Er hat gemeint, der Umlagebeschluss 04/19 sei nichtig; die Begründung der Beschlussvorlage sei nicht von der Satzung des Klägers gedeckt; außergewöhnlich im Sinne von § 6 Abs. 3 der Satzung sei nach dem Normzweck nur ein bereits entstandener oder unmittelbar bevorstehender, im Zusammenhang mit den Vereinszwecken stehender, Zahlungsverpflichtungen auslösender Aufwand; unzulässig seien hingegen Umlagen für möglicherweise bestehende Forderungen, die noch gar nicht geltend gemacht worden seien, für den Erwerb von Kleingartenflächen und für die Vorfinanzierung der Neuerschließung noch zu gründender Kleingartenanlagen; auch habe es der Erhebung der Umlage nicht zur Deckung eines Haushaltsdefizits des Klägers bedurft, wie dessen Vermögensüberblick vom 21.03.2019 (Anlage B 4, Bl. 83 GA) belege; der Beschluss widerspreche schließlich dem Bestimmtheitsgebot, da aus ihm nicht hervorgehe, in welcher Höhe welcher Teil der Umlage auf den jeweiligen Zweck entfalle; die gegen den Beschluss erhobene Rüge sei nicht verwirkt, da die Satzung des Klägers hierzu keine Regelung enthalte und die Nichtigkeit von Beschlüssen der Mitgliedervollversammlung grundsätzlich unbegrenzt geltend gemacht werden könne.
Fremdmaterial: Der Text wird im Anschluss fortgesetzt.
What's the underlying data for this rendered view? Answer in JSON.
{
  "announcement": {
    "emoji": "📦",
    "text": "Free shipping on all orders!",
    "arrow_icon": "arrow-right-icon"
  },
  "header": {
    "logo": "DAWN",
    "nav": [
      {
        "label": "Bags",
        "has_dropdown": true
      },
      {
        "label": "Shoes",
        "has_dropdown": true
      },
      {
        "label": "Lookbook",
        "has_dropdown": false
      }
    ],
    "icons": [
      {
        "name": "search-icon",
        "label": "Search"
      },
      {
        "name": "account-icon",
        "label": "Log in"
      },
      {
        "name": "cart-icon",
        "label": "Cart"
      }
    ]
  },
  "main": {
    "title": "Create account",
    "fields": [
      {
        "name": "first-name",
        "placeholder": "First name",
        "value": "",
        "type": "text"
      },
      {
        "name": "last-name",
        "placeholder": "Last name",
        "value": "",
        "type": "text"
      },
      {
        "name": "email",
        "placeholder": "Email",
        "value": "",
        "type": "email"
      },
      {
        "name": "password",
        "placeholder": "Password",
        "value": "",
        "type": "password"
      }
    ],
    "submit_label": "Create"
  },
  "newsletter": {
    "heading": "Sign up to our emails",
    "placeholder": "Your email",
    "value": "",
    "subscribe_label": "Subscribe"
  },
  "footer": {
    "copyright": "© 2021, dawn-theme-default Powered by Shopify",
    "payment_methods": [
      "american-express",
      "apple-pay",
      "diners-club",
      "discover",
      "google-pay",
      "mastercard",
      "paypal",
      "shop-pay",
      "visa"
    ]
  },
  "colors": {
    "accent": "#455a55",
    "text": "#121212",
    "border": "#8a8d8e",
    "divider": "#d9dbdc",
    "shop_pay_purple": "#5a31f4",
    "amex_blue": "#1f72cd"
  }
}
Das Landgericht hat den Beklagten mit Urteil vom 23.07.2021 (Bl. 181 ff GA) unter Klageabweisung im Übrigen zur Zahlung von 11.900 € nebst anteiliger Zinsen seit dem 17.08.2019 sowie von 5 € Mahn- und 3 € Portokosten verurteilt.
Soweit für den Berufungsrechtszug von Belang, hat es seine Entscheidung damit begründet, eine Haushaltsunterdeckung habe im Zeitpunkt der Beschlussfassung vorgelegen und die beschlossenen Zahlungen seien im Satzungssinne zur Deckung eines außergewöhnlichen Aufwands erforderlich gewesen; aus den Vergleichsbeträgen der Beschlussvorlagen 7A und 7B/2019 ergebe sich, dass ohne Erhebung der Umlage für 2019 eine Unterdeckung vorgelegen hätte, wobei erhebliche Schadenersatzforderungen bedient und weitere zu erwarten gewesen seien; dabei habe der Kläger substantiiert dargelegt, dass aufgrund nichtiger Kleingartenpachtverträge weitere Schadenersatzforderungen in 6stelliger Höhe angekündigt worden seien, und es einer Rücklagenbildung mit Blick auf die beim LG Potsdam eingeklagte Forderung bedurft habe;
dass nur zeitlich unmittelbar bevorstehende Umstände einen „außergewöhnlichen Aufwand“ begründen sollen, sei nicht nachvollziehbar; umgekehrt entspreche es gerade dem Zweck einmaliger Umlagen, absehbare künftige Forderungen abzusichern;
die Bildung von Rücklagen für den Erwerb und die Erschließung von Grundstücken entspreche den Satzungszwecken und stelle deshalb einen erwartbaren Aufwand dar;
Der Beschluss der Mitgliederversammlung sei auch hinreichend bestimmt, denn in der Gesamtschau mit dem Beschluss 07A/2019 werde deutlich, welche Positionen die Umlage habe erfassen sollen; auf eine Verwirkung der vom Beklagten erhobenen Rüge komme es danach nicht an;
Mahngebühren und Portokosten insoweit zu verlangen, sei der Kläger gemäß §§ 280 Abs. 1, 2, 286 BGB berechtigt; mit der Rechnung vom 02.05.2019 (K8, Bl. 30 GA) sei die Forderung zum 31.07.2019 fällig geworden, so dass sich der Beklagte im Zeitpunkt der Mahnung bereits in Verzug befunden habe.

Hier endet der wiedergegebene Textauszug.